Václav Havel's take on Faust becomes a metaphor for his mistrust of dogma

Conceived in the early 1980s while its author served time in prison for his political views, Václav Havel's Temptation manipulates the legend of Faust into a metaphor for the writer's mistrust of dogma and absolutism. The play centers on one Dr. Henry Foustka (Daveed Diggs), who works as a scientist at a government-funded institute by day and dabbles in the occult by night. When a strange cripple, Fistula (Dawn Scott), hobbles up to Foustka's house one evening offering to enhance the scientist's knowledge and power, Foustka tries in vain to resist the overtures but eventually succumbs to their appeal.
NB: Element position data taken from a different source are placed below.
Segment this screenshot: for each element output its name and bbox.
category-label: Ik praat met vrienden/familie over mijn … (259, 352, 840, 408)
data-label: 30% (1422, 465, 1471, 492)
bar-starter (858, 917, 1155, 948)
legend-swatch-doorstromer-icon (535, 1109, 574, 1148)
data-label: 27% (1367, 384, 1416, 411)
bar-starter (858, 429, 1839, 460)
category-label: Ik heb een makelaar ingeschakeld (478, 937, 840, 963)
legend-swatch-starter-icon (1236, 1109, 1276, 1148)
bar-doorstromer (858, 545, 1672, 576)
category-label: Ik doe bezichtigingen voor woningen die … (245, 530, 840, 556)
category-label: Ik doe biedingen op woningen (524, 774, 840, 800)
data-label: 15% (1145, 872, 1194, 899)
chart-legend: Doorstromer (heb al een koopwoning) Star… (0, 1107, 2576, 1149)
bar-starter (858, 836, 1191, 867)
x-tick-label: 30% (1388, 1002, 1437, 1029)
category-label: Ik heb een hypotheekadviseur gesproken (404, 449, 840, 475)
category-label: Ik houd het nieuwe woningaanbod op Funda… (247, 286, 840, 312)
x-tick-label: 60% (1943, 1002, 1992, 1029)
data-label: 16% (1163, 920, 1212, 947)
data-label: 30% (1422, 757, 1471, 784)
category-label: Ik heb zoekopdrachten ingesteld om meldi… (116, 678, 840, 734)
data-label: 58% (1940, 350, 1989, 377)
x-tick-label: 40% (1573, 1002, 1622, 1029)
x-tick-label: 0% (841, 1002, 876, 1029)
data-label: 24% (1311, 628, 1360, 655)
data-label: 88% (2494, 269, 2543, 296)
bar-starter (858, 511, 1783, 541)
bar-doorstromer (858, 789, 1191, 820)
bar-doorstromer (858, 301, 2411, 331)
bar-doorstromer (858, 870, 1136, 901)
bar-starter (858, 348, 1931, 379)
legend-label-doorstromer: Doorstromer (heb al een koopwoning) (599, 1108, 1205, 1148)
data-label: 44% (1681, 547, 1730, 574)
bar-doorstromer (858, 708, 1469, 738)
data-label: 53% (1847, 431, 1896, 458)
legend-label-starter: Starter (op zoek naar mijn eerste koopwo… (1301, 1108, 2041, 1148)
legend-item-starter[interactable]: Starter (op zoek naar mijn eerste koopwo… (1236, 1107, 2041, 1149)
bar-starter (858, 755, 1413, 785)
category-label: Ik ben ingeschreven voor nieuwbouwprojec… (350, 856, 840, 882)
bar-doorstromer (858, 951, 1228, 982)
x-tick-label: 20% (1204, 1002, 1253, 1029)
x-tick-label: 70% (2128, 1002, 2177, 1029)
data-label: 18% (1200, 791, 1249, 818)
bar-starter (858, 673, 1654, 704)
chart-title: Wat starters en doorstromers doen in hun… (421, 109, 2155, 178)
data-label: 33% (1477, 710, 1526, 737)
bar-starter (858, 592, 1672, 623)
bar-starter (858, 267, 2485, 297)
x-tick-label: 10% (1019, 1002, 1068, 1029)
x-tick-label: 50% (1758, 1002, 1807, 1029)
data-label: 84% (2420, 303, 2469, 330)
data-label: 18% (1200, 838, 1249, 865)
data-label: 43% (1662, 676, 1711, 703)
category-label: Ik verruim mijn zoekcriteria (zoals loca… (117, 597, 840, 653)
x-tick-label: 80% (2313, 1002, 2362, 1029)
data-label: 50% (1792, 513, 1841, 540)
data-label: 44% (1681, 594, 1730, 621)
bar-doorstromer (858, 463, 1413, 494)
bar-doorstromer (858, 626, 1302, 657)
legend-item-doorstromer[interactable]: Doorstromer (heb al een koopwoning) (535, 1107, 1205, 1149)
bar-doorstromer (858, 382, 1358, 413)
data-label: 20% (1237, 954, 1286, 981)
Unfortunately for Foustka, the visitor turns out to be not quite what she seems. According to Charles Marowitz, who directed a production of Temptation at the Czech Republic's National Theater in 2004, Havel wrote the play in just 10 feverish days. It shows: Temptation is packed with unwieldy abstractions and dialogue so convoluted with clauses that even in translation, it's impossible at times to understand what the characters are saying. The inventive members of the Custom Made Theatre Company wrestle bravely with Havel's boa constrictor syntaxes, but superimposing yet another layer of meaning — the hard-line tenets of the current U.S. administration — upon the playwright's already heavy-handed interpolation of Faust further suffocates the flow.